Significance: The freshness factor (once per week) shows that the daily postings are inefficient. Either your company should reduce staff and aim for weekly postings, or rethink the marketing plan to increase the freshness factor.

Metric: Time to Resolution
Definition: The speed at which a particular help-desk issue is solved. This metric can be measured against internal or external service level agreements.
Example: A trading partner, promised 99.7% uptime annually, reports that the extranet link is down. The time to fix the outage from the moment of notification is the time to resolution.
Significance: Particularly important in cases where reliability is the primary indicator of customer satisfaction. Time to resolution, along with the frequency of breakdowns, can provide early warnings of an overburdened staff, a troubled system or a possible breach of a service level agreement. Also of particular importance as an "ecosystem metric," whereby a company such as Cisco Systems can assure that a customer will get the same high level of service "end to end"—even if a partner company has to provide support and service. For instance, Cisco might require four levels of case resolution in the event of a outage at one of its network gear customers, says Kevin MacRitchie, vice president of worldwide channels technical operations. And if by that time the ecosystem hasn't fixed the problem, notice reaches the desk of chief executive John Chambers.
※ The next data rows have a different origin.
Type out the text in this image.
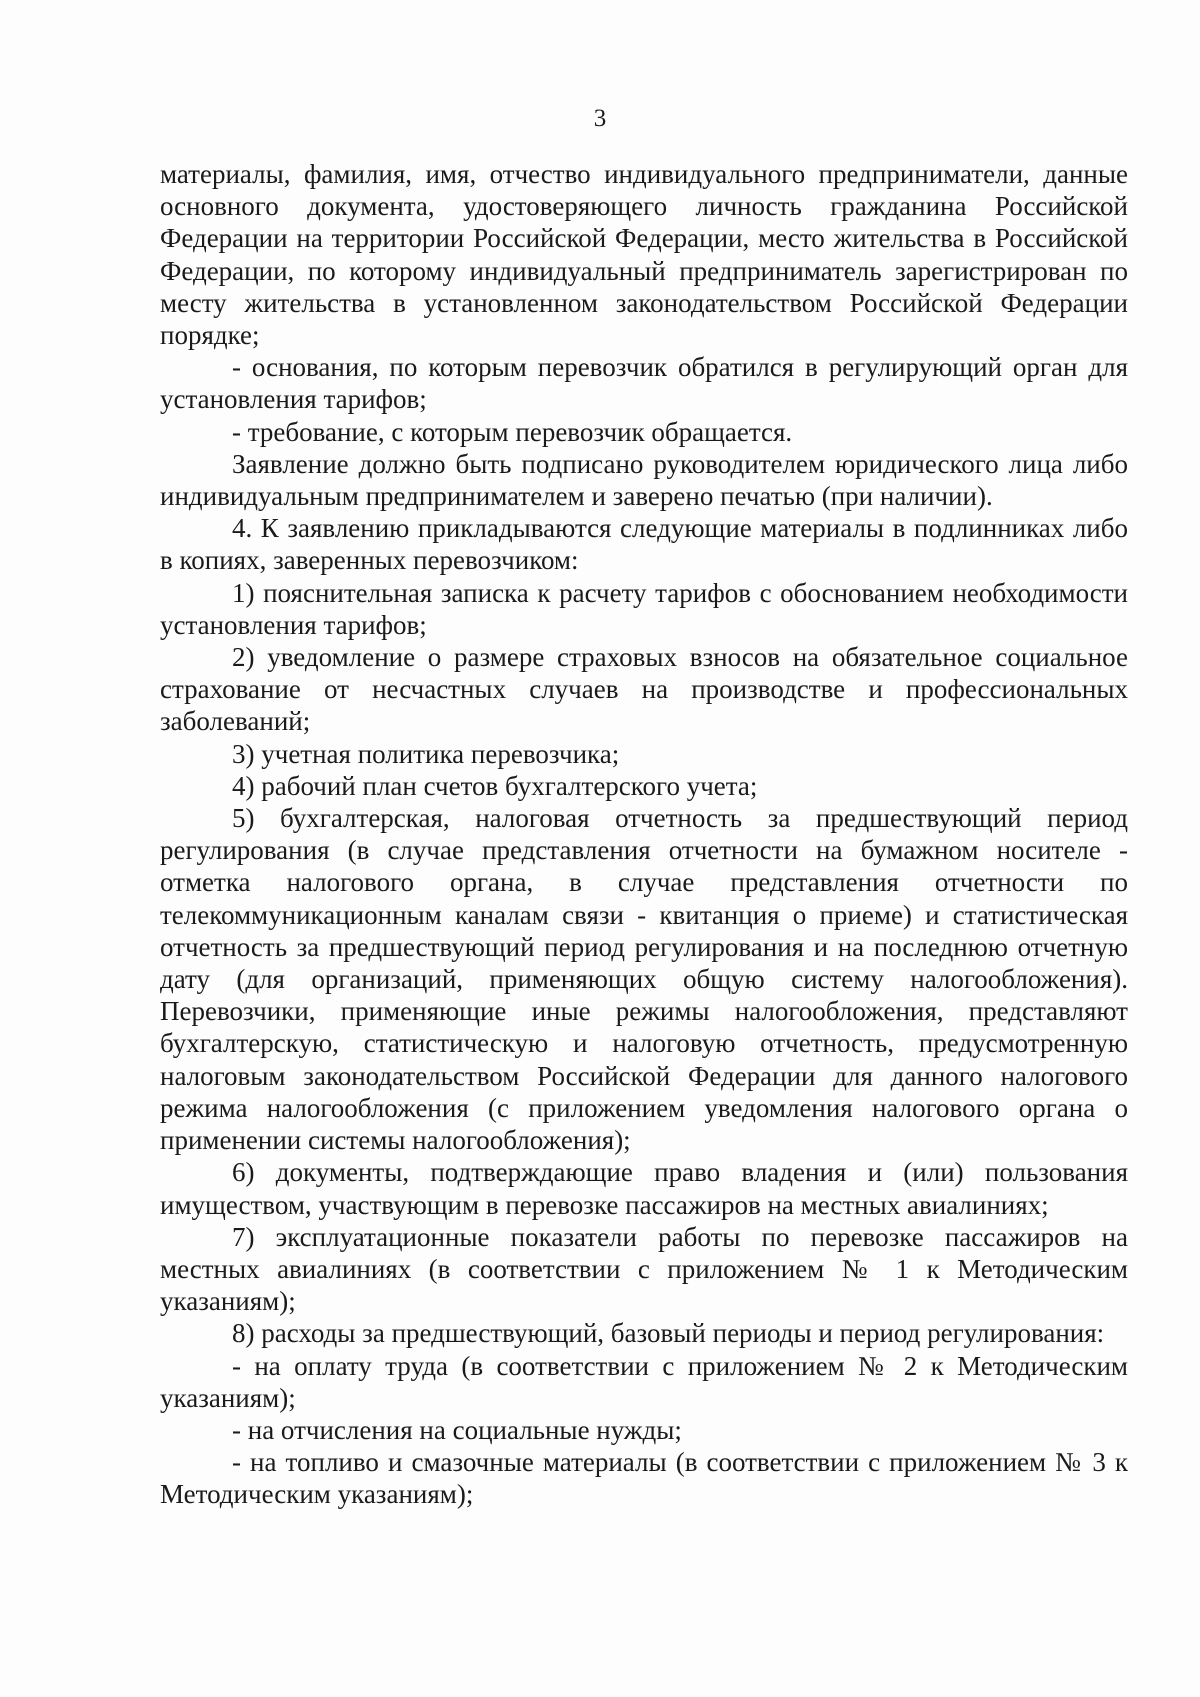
3

материалы, фамилия, имя, отчество индивидуального предприниматели, данные основного документа, удостоверяющего личность гражданина Российской Федерации на территории Российской Федерации, место жительства в Российской Федерации, по которому индивидуальный предприниматель зарегистрирован по месту жительства в установленном законодательством Российской Федерации порядке;

- основания, по которым перевозчик обратился в регулирующий орган для установления тарифов;

- требование, с которым перевозчик обращается.

Заявление должно быть подписано руководителем юридического лица либо индивидуальным предпринимателем и заверено печатью (при наличии).

4. К заявлению прикладываются следующие материалы в подлинниках либо в копиях, заверенных перевозчиком:

1) пояснительная записка к расчету тарифов с обоснованием необходимости установления тарифов;

2) уведомление о размере страховых взносов на обязательное социальное страхование от несчастных случаев на производстве и профессиональных заболеваний;

3) учетная политика перевозчика;

4) рабочий план счетов бухгалтерского учета;

5) бухгалтерская, налоговая отчетность за предшествующий период регулирования (в случае представления отчетности на бумажном носителе - отметка налогового органа, в случае представления отчетности по телекоммуникационным каналам связи - квитанция о приеме) и статистическая отчетность за предшествующий период регулирования и на последнюю отчетную дату (для организаций, применяющих общую систему налогообложения). Перевозчики, применяющие иные режимы налогообложения, представляют бухгалтерскую, статистическую и налоговую отчетность, предусмотренную налоговым законодательством Российской Федерации для данного налогового режима налогообложения (с приложением уведомления налогового органа о применении системы налогообложения);

6) документы, подтверждающие право владения и (или) пользования имуществом, участвующим в перевозке пассажиров на местных авиалиниях;

7) эксплуатационные показатели работы по перевозке пассажиров на местных авиалиниях (в соответствии с приложением № 1 к Методическим указаниям);

8) расходы за предшествующий, базовый периоды и период регулирования:

- на оплату труда (в соответствии с приложением № 2 к Методическим указаниям);

- на отчисления на социальные нужды;

- на топливо и смазочные материалы (в соответствии с приложением № 3 к Методическим указаниям);
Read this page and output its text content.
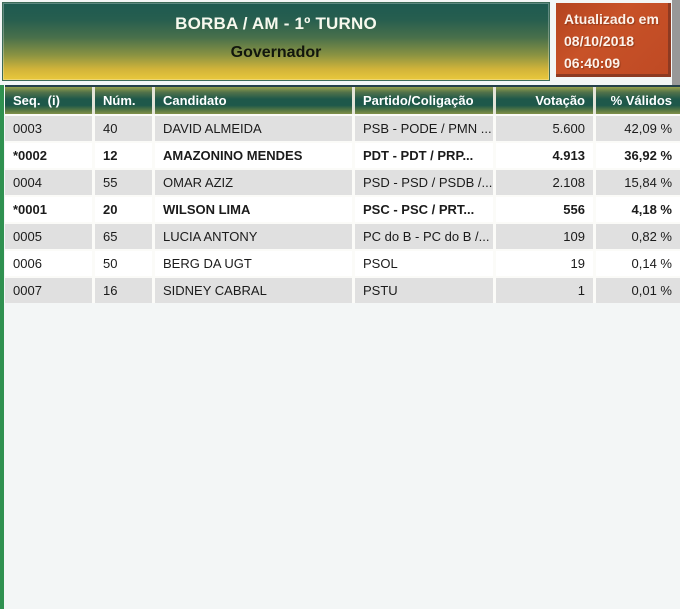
BORBA / AM - 1º TURNO
Governador
Atualizado em
08/10/2018
06:40:09
Seq.  (i)	Núm.	Candidato	Partido/Coligação	Votação	% Válidos
0003	40	DAVID ALMEIDA	PSB - PODE / PMN ...	5.600	42,09 %
*0002	12	AMAZONINO MENDES	PDT - PDT / PRP...	4.913	36,92 %
0004	55	OMAR AZIZ	PSD - PSD / PSDB /...	2.108	15,84 %
*0001	20	WILSON LIMA	PSC - PSC / PRT...	556	4,18 %
0005	65	LUCIA ANTONY	PC do B - PC do B /...	109	0,82 %
0006	50	BERG DA UGT	PSOL	19	0,14 %
0007	16	SIDNEY CABRAL	PSTU	1	0,01 %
Metric: Customer Data Management Payoff
Definition: The payoff of data cleansing. Divide the amount saved in improved data quality by the amount spent to clean that data.
Example: Duplicate customer records in a database can hurt earnings through unnecessary mailings. In this case:

# duplicates in database x mailings/year x cost/mailing
cost of data deduplication

You may also use the number of incorrect customer fields to find the percentage of data that is bad, then calculate the costs of customer interactions that depend on the accuracy of those fields to predict further the cost savings of data cleansing projects.
Significance: Companies often fail to understand the real effects of dirty data, according to customer relationship management software vendor Harte-Hanks. Showing a direct correlation with a tangible expense like shipping helps the business case of data-cleansing projects. A higher ratio is better.

Metric: Early Buying Signal
Definition: The click-through and usage behavior of a visitor to your Web site that corresponds to an increased propensity to make a near-term purchase.
Example: Analyze behavior of customers that have made purchases to infer patterns, then flag visitors that exhibit such patterns. Manny Sodbinow, senior analyst of the Patricia Seybold Group, gives this example: On its Web site, a chip manufacturer provides simulations modeling new types of chips. Engineers that have purchased components have (a) spent increasingly longer amounts of time viewing the simulations and (b) explored them in greater depth. Increases for other visitors in either (a) or (b) indicate a potential sales lead.
Significance: Using a buyer's behavior before purchasing closes down the sales cycle; customer is served; and sale is made with minimum friction.